She stopped suddenly, “Of course younger guys want to be friends with the woman they’re dating! They can get sex any time. Anywhere. It used to be that a few months of dating led up to sex. Now, a fifteen-minute conversation over coffee gets them laid. Anyone will put out. It’s harder to have a real relationship.”
She might be on to something. A 2010 study at the University of Florida found that gender stereotypes aren’t so black and white. They found that women and men “exhibited similar desires for sex as well as other verbal and non-verbal displays of love.”
But you can find a study to support just about anything, right? So I turned to ten of my twenty-something, male, heterosexual friends to conduct my own highly unscientific survey. Four of the guys are married, five are dating and one is divorced. None have children.
1) “In a relationship, men don’t need women, but women need men.”
The subjects unanimously disagreed with that statement. One said, “My wife is waaaaaaaay worse off having married me.” Another commented, “I think people need people. Gender roles are increasingly moot.”
2) Is the “strong but silent” stereotype still true? Do men lack the motivation to really talk and listen to their female partner?
Four of the test subjects thought that women dig the strong but silent type and that men lack the motivation to really talk and listen. The remaining six disagreed. A married guy said, “These are two questions, @#%head.” [WRITER’S NOTE: Yeah…he used that expletive.] ” To the first, do you mean, does it still exist? Yes. I think women are into it—which is why they are not into me. No to the second question. I could probably make a joke about sex being the main motivation but that would be obvious and abhorrent and I won’t be part of it. I want to listen to my wife because she’s fun to listen to.”

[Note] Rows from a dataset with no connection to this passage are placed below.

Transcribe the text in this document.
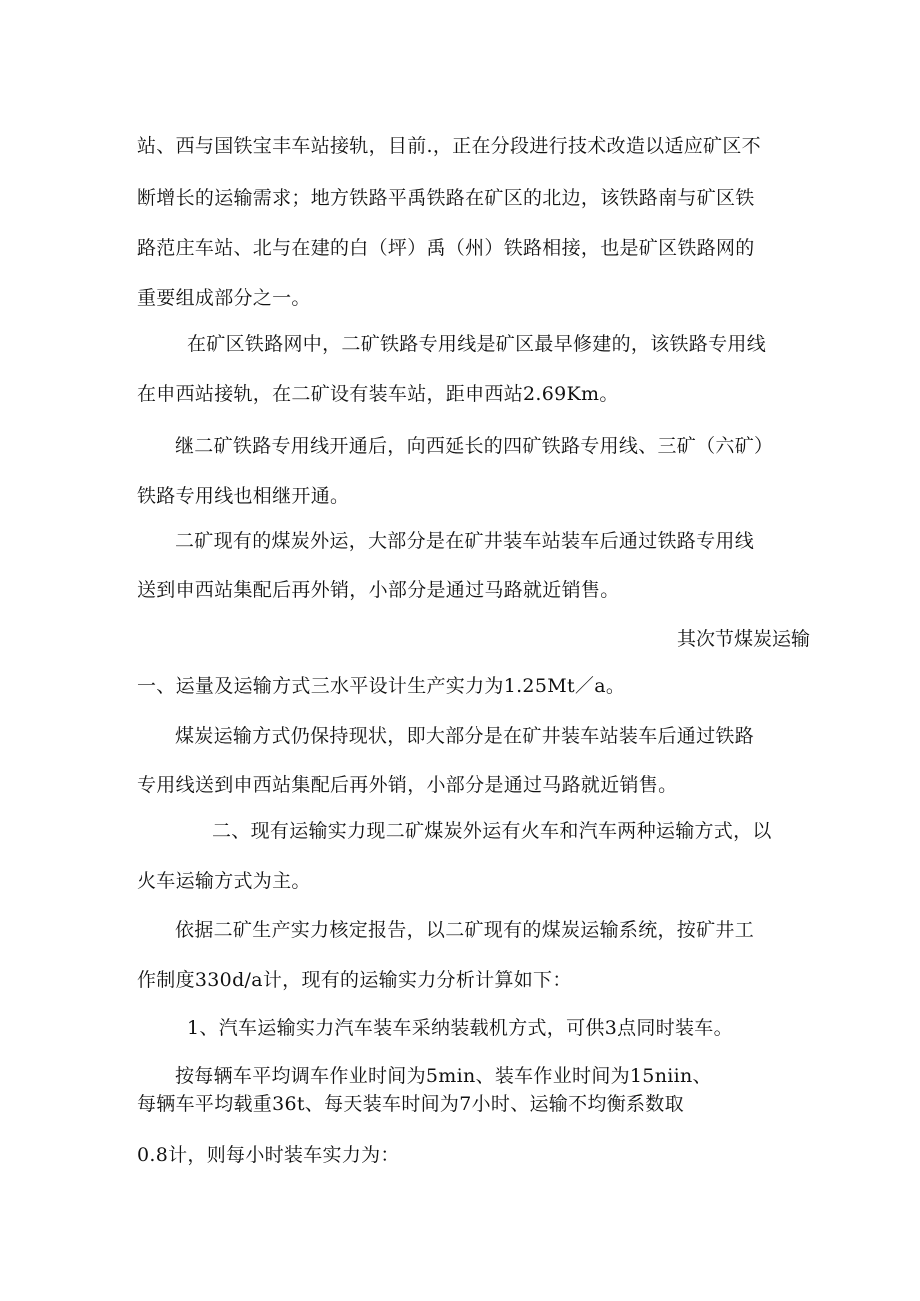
站、西与国铁宝丰车站接轨，目前.，正在分段进行技术改造以适应矿区不
断增长的运输需求；地方铁路平禹铁路在矿区的北边，该铁路南与矿区铁
路范庄车站、北与在建的白（坪）禹（州）铁路相接，也是矿区铁路网的
重要组成部分之一。
在矿区铁路网中，二矿铁路专用线是矿区最早修建的，该铁路专用线
在申西站接轨，在二矿设有装车站，距申西站2.69Km。
继二矿铁路专用线开通后，向西延长的四矿铁路专用线、三矿（六矿）
铁路专用线也相继开通。
二矿现有的煤炭外运，大部分是在矿井装车站装车后通过铁路专用线
送到申西站集配后再外销，小部分是通过马路就近销售。
其次节煤炭运输
一、运量及运输方式三水平设计生产实力为1.25Mt／a。
煤炭运输方式仍保持现状，即大部分是在矿井装车站装车后通过铁路
专用线送到申西站集配后再外销，小部分是通过马路就近销售。
二、现有运输实力现二矿煤炭外运有火车和汽车两种运输方式，以
火车运输方式为主。
依据二矿生产实力核定报告，以二矿现有的煤炭运输系统，按矿井工
作制度330d/a计，现有的运输实力分析计算如下：
1、汽车运输实力汽车装车采纳装载机方式，可供3点同时装车。
按每辆车平均调车作业时间为5min、装车作业时间为15niin、
每辆车平均载重36t、每天装车时间为7小时、运输不均衡系数取
0.8计，则每小时装车实力为：
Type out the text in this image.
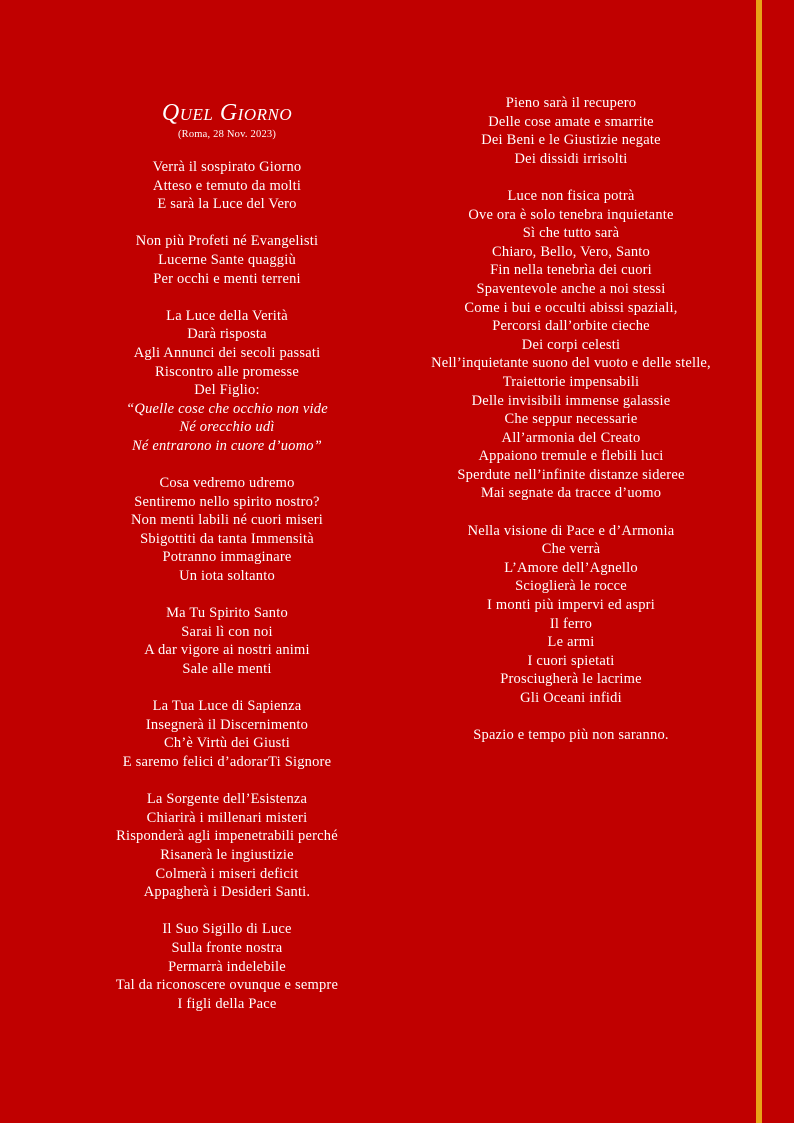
Quel Giorno
(Roma, 28 Nov. 2023)
Verrà il sospirato Giorno
Atteso e temuto da molti
E sarà la Luce del Vero
Non più Profeti né Evangelisti
Lucerne Sante quaggiù
Per occhi e menti terreni
La Luce della Verità
Darà risposta
Agli Annunci dei secoli passati
Riscontro alle promesse
Del Figlio:
“Quelle cose che occhio non vide
Né orecchio udì
Né entrarono in cuore d’uomo”
Cosa vedremo udremo
Sentiremo nello spirito nostro?
Non menti labili né cuori miseri
Sbigottiti da tanta Immensità
Potranno immaginare
Un iota soltanto
Ma Tu Spirito Santo
Sarai lì con noi
A dar vigore ai nostri animi
Sale alle menti
La Tua Luce di Sapienza
Insegnerà il Discernimento
Ch’è Virtù dei Giusti
E saremo felici d’adorarTi Signore
La Sorgente dell’Esistenza
Chiarirà i millenari misteri
Risponderà agli impenetrabili perché
Risanerà le ingiustizie
Colmerà i miseri deficit
Appagherà i Desideri Santi.
Il Suo Sigillo di Luce
Sulla fronte nostra
Permarrà indelebile
Tal da riconoscere ovunque e sempre
I figli della Pace
Pieno sarà il recupero
Delle cose amate e smarrite
Dei Beni e le Giustizie negate
Dei dissidi irrisolti
Luce non fisica potrà
Ove ora è solo tenebra inquietante
Sì che tutto sarà
Chiaro, Bello, Vero, Santo
Fin nella tenebrìa dei cuori
Spaventevole anche a noi stessi
Come i bui e occulti abissi spaziali,
Percorsi dall’orbite cieche
Dei corpi celesti
Nell’inquietante suono del vuoto e delle stelle,
Traiettorie impensabili
Delle invisibili immense galassie
Che seppur necessarie
All’armonia del Creato
Appaiono tremule e flebili luci
Sperdute nell’infinite distanze sideree
Mai segnate da tracce d’uomo
Nella visione di Pace e d’Armonia
Che verrà
L’Amore dell’Agnello
Scioglierà le rocce
I monti più impervi ed aspri
Il ferro
Le armi
I cuori spietati
Prosciugherà le lacrime
Gli Oceani infidi
Spazio e tempo più non saranno.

A single guy disagreed, “I don’t think so. The strong but silent stereotype is outdated. Women are more interested in sharing with an open and intelligent guy. I think men have become more sensitive and open emotionally but women still prefer alpha-type males. Based on my experience anyway, women still appreciate a guy who is confident and capable. They want to be with the guy that other guys look up to and emulate. The leader of the pack gets laid most. As far as listening, we still don’t listen. We hear what is said, hope to fix the problem if there is one, and, if there isn’t anything that can be ‘fixed,’ we wait it out until it’s time for sex.”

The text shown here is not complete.